Se faire «discret», voilà qui ne ressemble guère à Donald Trump. C’est pourtant la stratégie que le président américain dit privilégier désormais face à l’Iran, misant sur la pression économique plutôt que sur la diplomatie ou de nouvelles frappes.
«On reste discrets», a-t-il dit dimanche au média en ligne Axios.
«Nous ne faisons que semi-négocier avec eux. Nous nous contentons d’observer l’Iran, avec son inflation galopante et le fait qu’il n’a plus d’argent», a-t-il expliqué pendant un échange téléphonique.
Le milliardaire a certes redit depuis qu’il se réservait toujours l’option de frapper Téhéran, mais préfère insister sur les dommages économiques subis par le pays au travers des sanctions américaines.
«Ouais, ils peuvent causer des ennuis. Mais ils sont fauchés. Ils n’ont pas d’argent», a ainsi déclaré Donald Trump lundi dans le Bureau ovale.
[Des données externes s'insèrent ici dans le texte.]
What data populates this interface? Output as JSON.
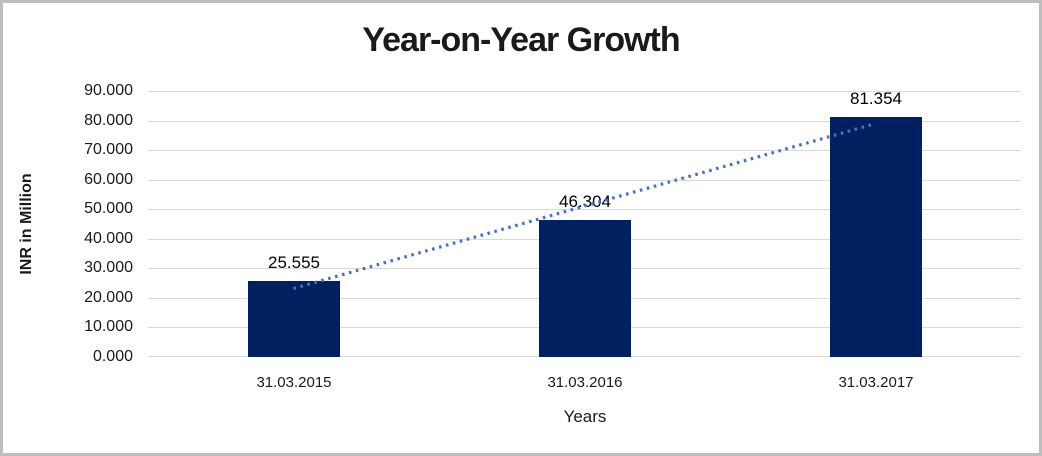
{
  "window": {
    "background": "#ffffff",
    "frame_border_color": "#bdbdbd"
  },
  "chart_data": {
    "type": "bar",
    "title": "Year-on-Year Growth",
    "xlabel": "Years",
    "ylabel": "INR in Million",
    "categories": [
      "31.03.2015",
      "31.03.2016",
      "31.03.2017"
    ],
    "values": [
      25555,
      46304,
      81354
    ],
    "value_labels": [
      "25.555",
      "46.304",
      "81.354"
    ],
    "ylim": [
      0,
      90000
    ],
    "ytick_step": 10000,
    "ytick_labels": [
      "0.000",
      "10.000",
      "20.000",
      "30.000",
      "40.000",
      "50.000",
      "60.000",
      "70.000",
      "80.000",
      "90.000"
    ],
    "grid": true,
    "legend": "none",
    "bar_color": "#002060",
    "gridline_color": "#d9d9d9",
    "text_color": "#1a1a1a",
    "trendline": {
      "type": "linear",
      "style": "dotted",
      "color": "#4472c4"
    }
  }
}
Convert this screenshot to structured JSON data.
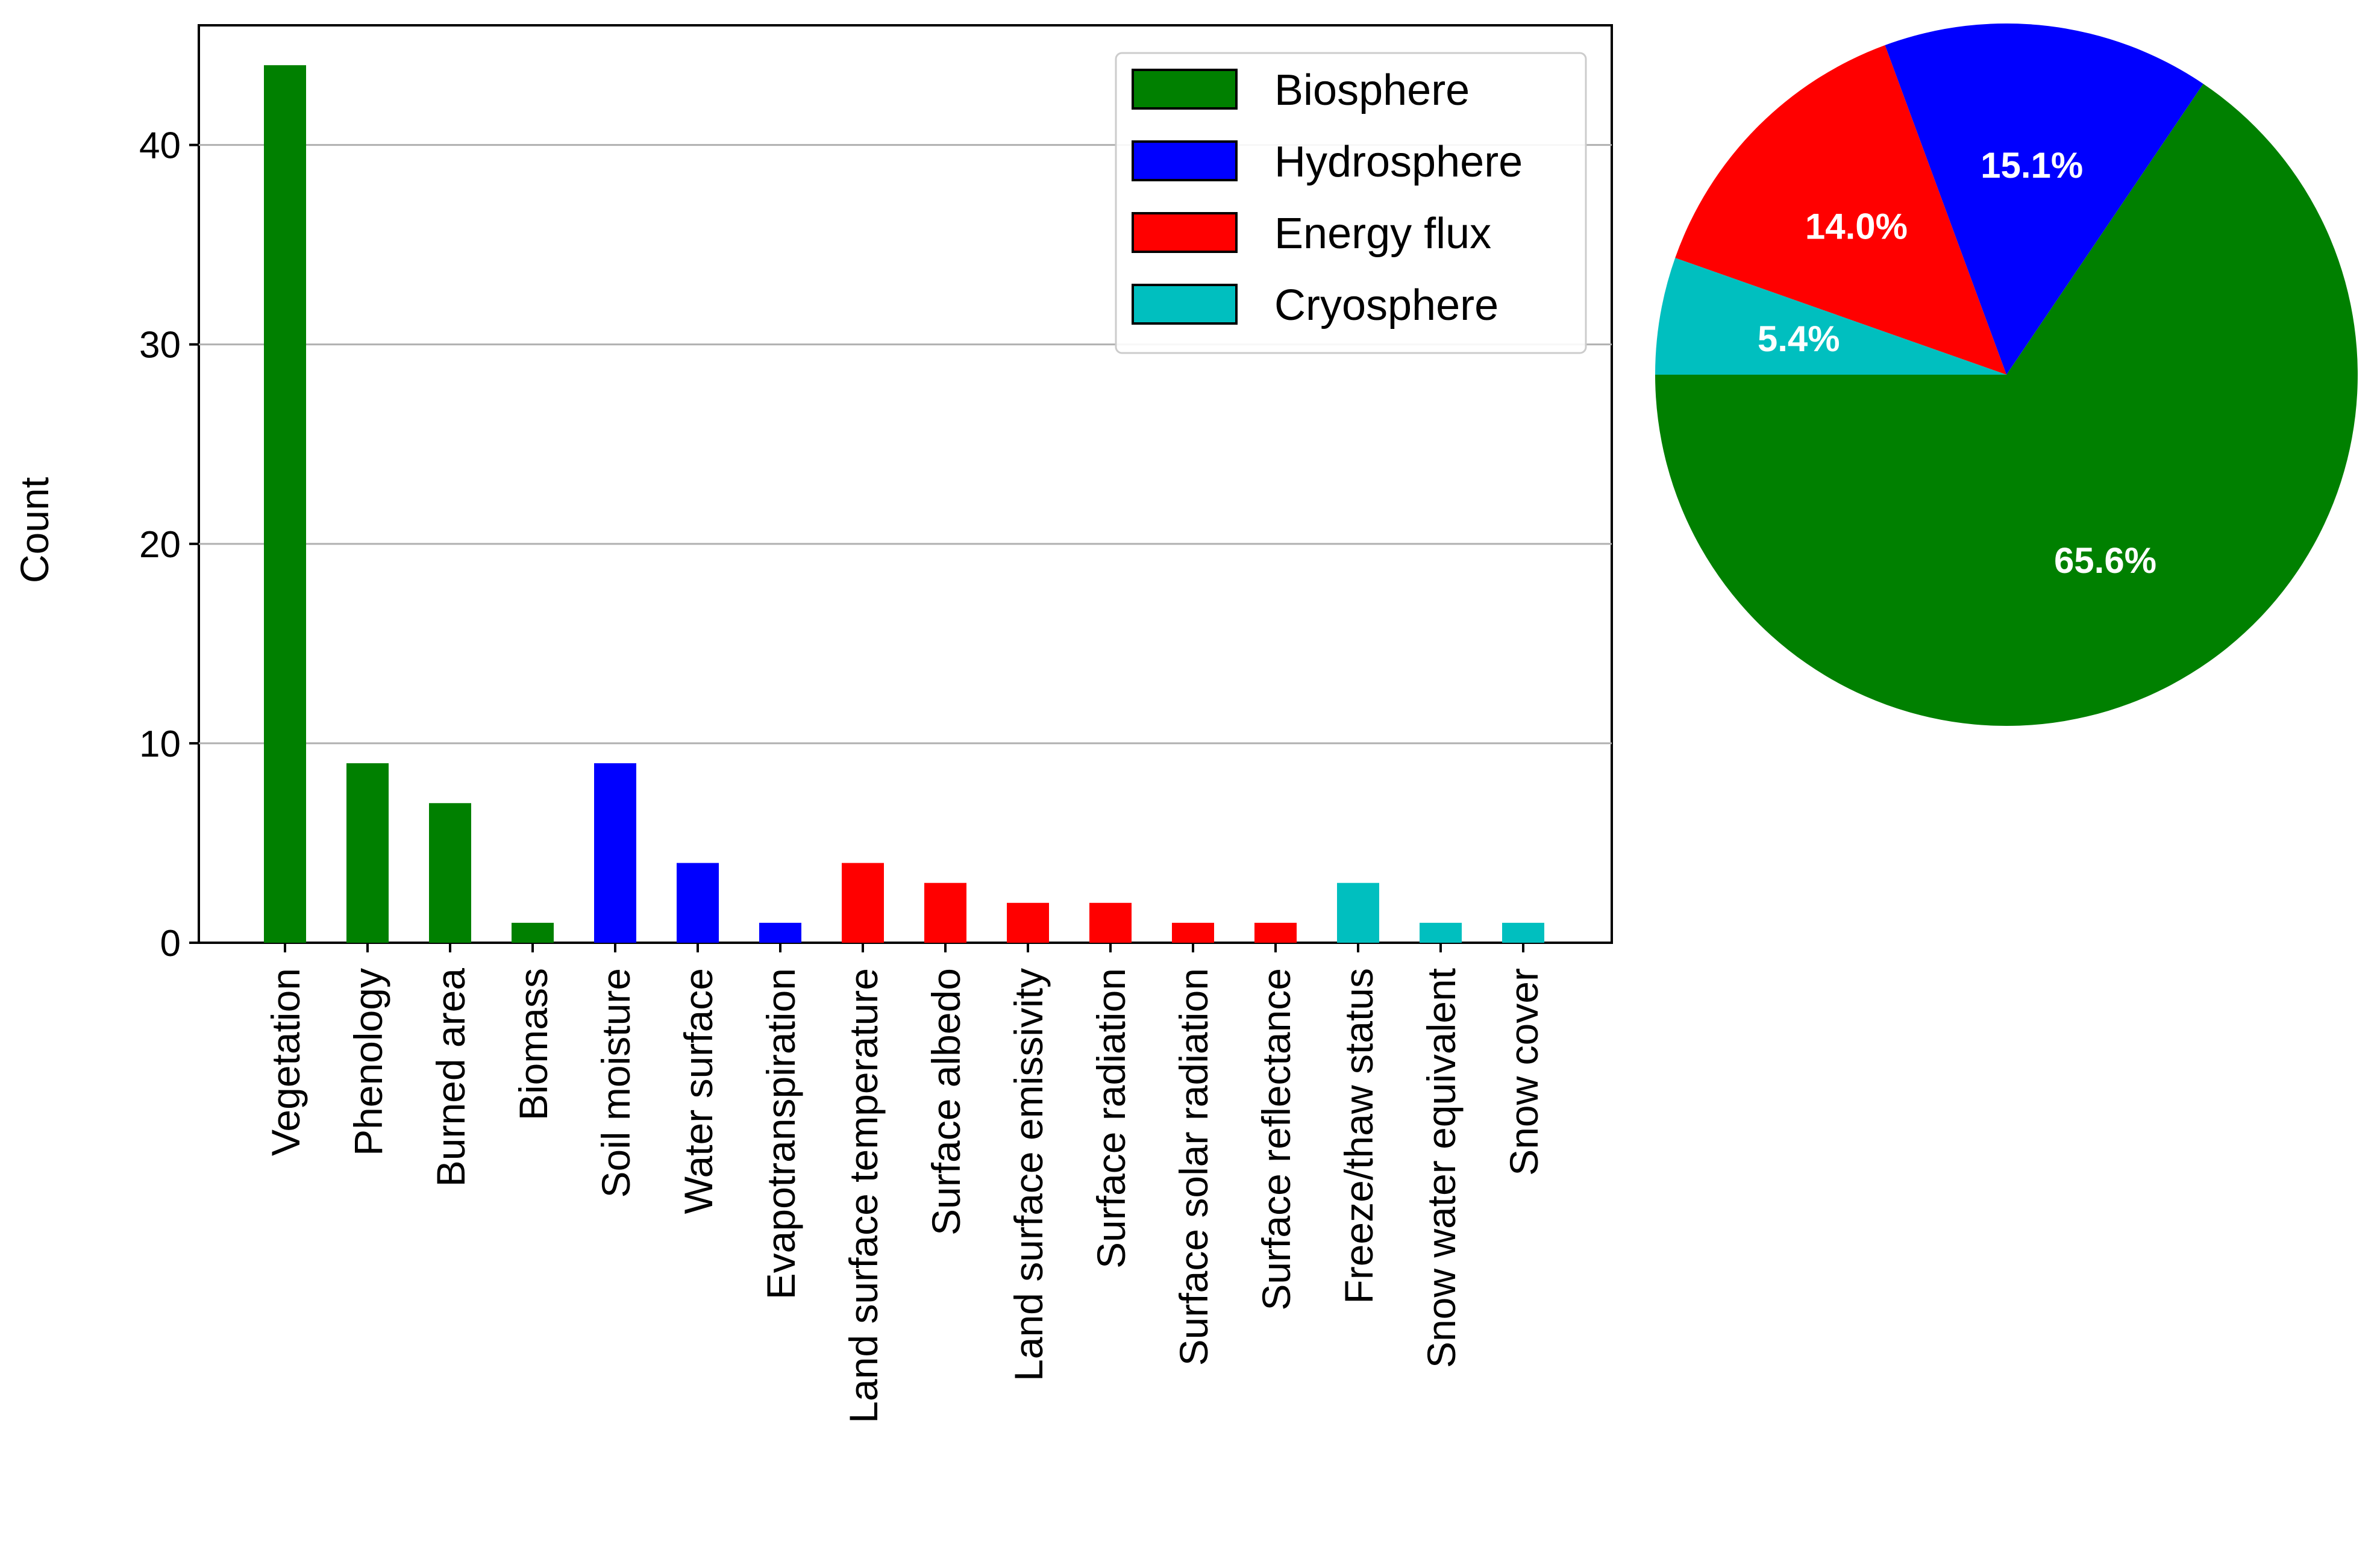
{
  "chart_data": [
    {
      "type": "bar",
      "ylabel": "Count",
      "xlabel": "",
      "ylim": [
        0,
        46
      ],
      "yticks": [
        0,
        10,
        20,
        30,
        40
      ],
      "grid": "horizontal",
      "legend_placement": "top-right",
      "legend": [
        {
          "name": "Biosphere",
          "color": "#008000"
        },
        {
          "name": "Hydrosphere",
          "color": "#0000ff"
        },
        {
          "name": "Energy flux",
          "color": "#ff0000"
        },
        {
          "name": "Cryosphere",
          "color": "#00bfbf"
        }
      ],
      "categories": [
        "Vegetation",
        "Phenology",
        "Burned area",
        "Biomass",
        "Soil moisture",
        "Water surface",
        "Evapotranspiration",
        "Land surface temperature",
        "Surface albedo",
        "Land surface emissivity",
        "Surface radiation",
        "Surface solar radiation",
        "Surface reflectance",
        "Freeze/thaw status",
        "Snow water equivalent",
        "Snow cover"
      ],
      "values": [
        44,
        9,
        7,
        1,
        9,
        4,
        1,
        4,
        3,
        2,
        2,
        1,
        1,
        3,
        1,
        1
      ],
      "bar_colors": [
        "#008000",
        "#008000",
        "#008000",
        "#008000",
        "#0000ff",
        "#0000ff",
        "#0000ff",
        "#ff0000",
        "#ff0000",
        "#ff0000",
        "#ff0000",
        "#ff0000",
        "#ff0000",
        "#00bfbf",
        "#00bfbf",
        "#00bfbf"
      ]
    },
    {
      "type": "pie",
      "slices": [
        {
          "label": "65.6%",
          "value": 65.6,
          "color": "#008000",
          "group": "Biosphere"
        },
        {
          "label": "15.1%",
          "value": 15.1,
          "color": "#0000ff",
          "group": "Hydrosphere"
        },
        {
          "label": "14.0%",
          "value": 14.0,
          "color": "#ff0000",
          "group": "Energy flux"
        },
        {
          "label": "5.4%",
          "value": 5.4,
          "color": "#00bfbf",
          "group": "Cryosphere"
        }
      ]
    }
  ]
}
Il a plusieurs fois assuré que le pays connaissait une inflation supérieure à 300%, par exemple dans un message publié mercredi sur son réseau Truth Social, dans lequel le milliardaire de 80 ans assure aussi que «les soldats qui leur restent ne sont pas payés».
Donald Trump, dans la même publication, a laissé entendre qu’il n’y avait aucune urgence à agir puisqu’à le croire, les Etats-Unis auraient un «contrôle total» du détroit d’Ormuz, devenu le grand enjeu du conflit.
«Très mauvais état»
Dans les faits toutefois, l’Iran verrouille ce passage stratégique pour le commerce mondial de pétrole, alors que Washington impose de son côté un blocus aux ports iraniens.
«Economiquement, l’Iran est en très mauvais état. Ils ne peuvent pas exporter de pétrole dans des quantités significatives, ils opèrent sous un régime de sanctions et ils n’ont pas accès à leurs avoirs à l’étranger», énumère Michael O’Hanlon, expert de la Brookings Institution interrogé par l’AFP.
«Mais la vraie question est la suivante: est-ce que cela préoccupe vraiment ses dirigeants? Un peu, selon moi, mais pas beaucoup», analyse-t-il.
Donald Trump et son gouvernement semblent pourtant faire le pari qu’à force de patience , Téhéran cédera face à la pression.
L’imprévisible président américain a donc mis en sourdine pour l’instant les menaces de frappes apocalyptiques et les promesses de règlement diplomatique imminent qui ont scandé en alternance sa communication depuis le début de la guerre, il y a plus de cinq mois.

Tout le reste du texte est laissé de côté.